When thinking about fire prevention tactics, duct cleaning to prevent a fire from starting is probably not the first thing you would think about. Not to mention, ducts are typically hidden above the ceiling, so they are always out of sight. But there is more than just ducts above a facility’s ceiling. There are mechanical systems, structural elements, wires and anything else that would be hidden above the ceiling. And with work from insulation, firestopping as well as construction, dust can easily build up quick.
Accumulated dust can pose as a fire hazard. Dust is flammable and a fire can start from a spark of energy, or an extremely hot surface. The more dust build up there is, the more chances there are for a fire to happen. According to NFPA 654, annex D states that cleaning is needed immediately “whenever a dust layer of 1/32- inch thickness accumulates over a surface area of at least 5% of the floor area of the facility or any given room.” The same rule applies when it comes to cleaning a facility’s ductwork.

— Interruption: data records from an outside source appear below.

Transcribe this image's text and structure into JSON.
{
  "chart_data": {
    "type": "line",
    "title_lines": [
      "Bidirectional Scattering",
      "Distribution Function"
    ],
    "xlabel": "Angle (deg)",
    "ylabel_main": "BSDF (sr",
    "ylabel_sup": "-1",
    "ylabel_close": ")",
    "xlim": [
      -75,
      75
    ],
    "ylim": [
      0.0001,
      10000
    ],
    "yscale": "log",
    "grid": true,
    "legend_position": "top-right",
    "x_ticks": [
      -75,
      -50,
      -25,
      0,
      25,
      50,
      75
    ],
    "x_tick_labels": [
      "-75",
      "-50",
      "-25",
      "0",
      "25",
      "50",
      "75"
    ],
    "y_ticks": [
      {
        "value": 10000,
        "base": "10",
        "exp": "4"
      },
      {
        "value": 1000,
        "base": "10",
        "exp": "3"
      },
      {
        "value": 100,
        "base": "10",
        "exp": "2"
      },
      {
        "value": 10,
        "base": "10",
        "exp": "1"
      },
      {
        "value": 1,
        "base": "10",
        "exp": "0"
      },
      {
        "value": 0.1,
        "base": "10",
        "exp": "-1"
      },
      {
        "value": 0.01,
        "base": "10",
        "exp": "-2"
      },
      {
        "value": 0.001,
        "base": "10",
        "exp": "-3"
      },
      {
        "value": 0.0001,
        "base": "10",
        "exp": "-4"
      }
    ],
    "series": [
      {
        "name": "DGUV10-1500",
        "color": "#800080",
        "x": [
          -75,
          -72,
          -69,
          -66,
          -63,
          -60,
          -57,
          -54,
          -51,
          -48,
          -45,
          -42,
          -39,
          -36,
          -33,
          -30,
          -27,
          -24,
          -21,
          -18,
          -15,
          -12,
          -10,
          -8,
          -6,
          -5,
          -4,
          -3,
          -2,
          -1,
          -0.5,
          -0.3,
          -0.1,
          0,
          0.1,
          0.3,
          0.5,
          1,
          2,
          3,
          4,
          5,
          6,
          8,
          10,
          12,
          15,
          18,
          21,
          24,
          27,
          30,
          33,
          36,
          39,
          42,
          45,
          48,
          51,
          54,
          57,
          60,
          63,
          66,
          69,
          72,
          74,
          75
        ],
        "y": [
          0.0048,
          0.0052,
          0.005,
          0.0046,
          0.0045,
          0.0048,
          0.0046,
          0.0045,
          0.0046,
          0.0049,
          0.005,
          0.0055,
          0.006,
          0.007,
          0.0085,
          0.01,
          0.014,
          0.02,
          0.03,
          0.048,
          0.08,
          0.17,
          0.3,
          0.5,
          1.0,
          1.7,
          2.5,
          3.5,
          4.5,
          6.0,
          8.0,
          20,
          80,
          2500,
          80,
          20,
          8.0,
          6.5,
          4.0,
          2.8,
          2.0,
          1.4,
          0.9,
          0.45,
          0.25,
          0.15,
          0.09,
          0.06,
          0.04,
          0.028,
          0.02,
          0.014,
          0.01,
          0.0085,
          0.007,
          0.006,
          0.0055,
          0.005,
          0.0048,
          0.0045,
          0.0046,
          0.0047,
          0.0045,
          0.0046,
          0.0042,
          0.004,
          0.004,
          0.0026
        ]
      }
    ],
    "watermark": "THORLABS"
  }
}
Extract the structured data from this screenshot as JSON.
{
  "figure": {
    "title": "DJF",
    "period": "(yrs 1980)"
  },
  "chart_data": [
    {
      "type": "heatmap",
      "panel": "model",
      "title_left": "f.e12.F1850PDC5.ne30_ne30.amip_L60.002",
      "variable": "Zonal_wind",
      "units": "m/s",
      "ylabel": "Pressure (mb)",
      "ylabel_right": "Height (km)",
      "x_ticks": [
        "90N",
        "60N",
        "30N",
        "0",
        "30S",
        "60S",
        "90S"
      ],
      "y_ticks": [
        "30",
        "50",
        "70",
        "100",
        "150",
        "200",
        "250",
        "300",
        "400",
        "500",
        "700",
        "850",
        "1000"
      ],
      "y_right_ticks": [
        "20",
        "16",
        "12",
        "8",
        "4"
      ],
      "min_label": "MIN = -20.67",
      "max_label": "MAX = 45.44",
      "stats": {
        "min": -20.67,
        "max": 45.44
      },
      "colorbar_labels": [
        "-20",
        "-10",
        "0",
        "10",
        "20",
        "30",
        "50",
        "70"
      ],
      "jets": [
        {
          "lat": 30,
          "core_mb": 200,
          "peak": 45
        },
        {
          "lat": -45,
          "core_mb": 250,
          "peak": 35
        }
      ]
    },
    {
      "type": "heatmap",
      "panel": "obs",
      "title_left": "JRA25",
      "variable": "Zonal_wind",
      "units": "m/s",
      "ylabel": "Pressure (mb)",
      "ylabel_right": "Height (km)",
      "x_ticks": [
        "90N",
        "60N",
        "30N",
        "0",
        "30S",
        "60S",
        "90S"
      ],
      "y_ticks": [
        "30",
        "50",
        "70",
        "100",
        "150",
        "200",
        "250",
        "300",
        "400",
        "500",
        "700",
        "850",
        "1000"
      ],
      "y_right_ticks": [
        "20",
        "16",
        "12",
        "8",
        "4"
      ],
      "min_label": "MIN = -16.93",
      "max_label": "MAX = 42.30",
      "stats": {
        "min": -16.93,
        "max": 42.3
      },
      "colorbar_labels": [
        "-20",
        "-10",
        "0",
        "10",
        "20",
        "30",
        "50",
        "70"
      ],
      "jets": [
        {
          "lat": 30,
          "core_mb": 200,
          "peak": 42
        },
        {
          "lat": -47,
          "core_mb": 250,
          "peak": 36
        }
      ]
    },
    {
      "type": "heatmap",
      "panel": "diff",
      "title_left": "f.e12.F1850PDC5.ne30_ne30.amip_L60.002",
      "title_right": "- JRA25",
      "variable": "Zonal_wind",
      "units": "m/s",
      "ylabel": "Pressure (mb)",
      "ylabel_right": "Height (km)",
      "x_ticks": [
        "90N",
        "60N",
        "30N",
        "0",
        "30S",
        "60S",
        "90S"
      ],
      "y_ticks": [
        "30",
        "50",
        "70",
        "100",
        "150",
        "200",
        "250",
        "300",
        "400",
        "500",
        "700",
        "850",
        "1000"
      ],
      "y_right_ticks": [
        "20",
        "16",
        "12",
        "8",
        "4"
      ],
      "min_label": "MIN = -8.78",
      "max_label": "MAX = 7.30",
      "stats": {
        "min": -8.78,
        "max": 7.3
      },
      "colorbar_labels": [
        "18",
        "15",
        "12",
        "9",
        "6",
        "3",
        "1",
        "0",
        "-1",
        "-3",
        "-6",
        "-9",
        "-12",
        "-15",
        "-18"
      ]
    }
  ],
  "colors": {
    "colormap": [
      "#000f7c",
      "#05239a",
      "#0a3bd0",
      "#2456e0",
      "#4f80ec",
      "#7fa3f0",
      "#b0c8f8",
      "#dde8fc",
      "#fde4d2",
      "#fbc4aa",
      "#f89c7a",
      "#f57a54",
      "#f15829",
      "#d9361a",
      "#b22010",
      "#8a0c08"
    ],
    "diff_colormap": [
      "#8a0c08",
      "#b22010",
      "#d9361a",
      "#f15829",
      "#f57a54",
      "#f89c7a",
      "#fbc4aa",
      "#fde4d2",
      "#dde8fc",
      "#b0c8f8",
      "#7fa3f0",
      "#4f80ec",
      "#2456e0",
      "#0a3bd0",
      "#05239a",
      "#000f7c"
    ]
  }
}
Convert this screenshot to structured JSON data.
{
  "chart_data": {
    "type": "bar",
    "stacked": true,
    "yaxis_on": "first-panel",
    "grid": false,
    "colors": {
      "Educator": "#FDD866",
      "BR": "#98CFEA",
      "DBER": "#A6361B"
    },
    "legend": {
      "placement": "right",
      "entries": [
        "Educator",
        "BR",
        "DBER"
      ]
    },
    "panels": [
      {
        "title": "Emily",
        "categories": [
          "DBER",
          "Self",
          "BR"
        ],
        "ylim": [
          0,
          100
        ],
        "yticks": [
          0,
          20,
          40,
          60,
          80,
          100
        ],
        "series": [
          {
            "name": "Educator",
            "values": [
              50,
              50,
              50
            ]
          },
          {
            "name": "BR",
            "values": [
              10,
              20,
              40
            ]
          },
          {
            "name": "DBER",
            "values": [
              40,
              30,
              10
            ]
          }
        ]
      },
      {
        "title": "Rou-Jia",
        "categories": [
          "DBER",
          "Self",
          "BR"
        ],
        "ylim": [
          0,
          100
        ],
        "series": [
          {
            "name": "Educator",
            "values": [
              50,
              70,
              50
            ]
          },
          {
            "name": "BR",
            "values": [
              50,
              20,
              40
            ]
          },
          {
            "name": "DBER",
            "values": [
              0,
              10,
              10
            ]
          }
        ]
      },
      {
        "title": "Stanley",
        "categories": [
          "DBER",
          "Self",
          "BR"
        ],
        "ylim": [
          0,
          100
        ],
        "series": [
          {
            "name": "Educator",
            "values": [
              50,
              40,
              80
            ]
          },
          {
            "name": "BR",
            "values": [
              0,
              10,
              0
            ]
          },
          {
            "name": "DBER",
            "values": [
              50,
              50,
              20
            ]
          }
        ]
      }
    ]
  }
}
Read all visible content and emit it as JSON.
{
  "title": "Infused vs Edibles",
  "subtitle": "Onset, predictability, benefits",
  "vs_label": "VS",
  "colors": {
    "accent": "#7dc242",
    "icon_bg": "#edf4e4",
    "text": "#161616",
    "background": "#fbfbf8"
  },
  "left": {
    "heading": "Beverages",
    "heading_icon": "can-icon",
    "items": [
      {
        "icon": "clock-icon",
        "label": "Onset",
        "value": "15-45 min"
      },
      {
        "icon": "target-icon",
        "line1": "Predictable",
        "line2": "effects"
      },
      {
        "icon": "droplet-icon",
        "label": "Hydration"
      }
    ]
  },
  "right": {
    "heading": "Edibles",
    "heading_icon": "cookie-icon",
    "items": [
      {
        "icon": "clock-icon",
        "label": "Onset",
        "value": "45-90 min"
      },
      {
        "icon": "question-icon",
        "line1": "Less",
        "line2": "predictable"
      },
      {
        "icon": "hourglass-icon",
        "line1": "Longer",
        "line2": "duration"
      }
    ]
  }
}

Although duct cleaning may not be the first thing you think about in fire prevention, it is important to clean your facility’s ducts. Not only does cleaning ducts help reduce the risk of a fire from starting, but it improves airflow in your facility’s HVAC system. All dust can be a fire hazard, and by cleaning your facility’s ducts, you are preventing dust from accumulating. By preventing dust from accumulating, you are ultimately helping to reduce the chances of a fire from starting.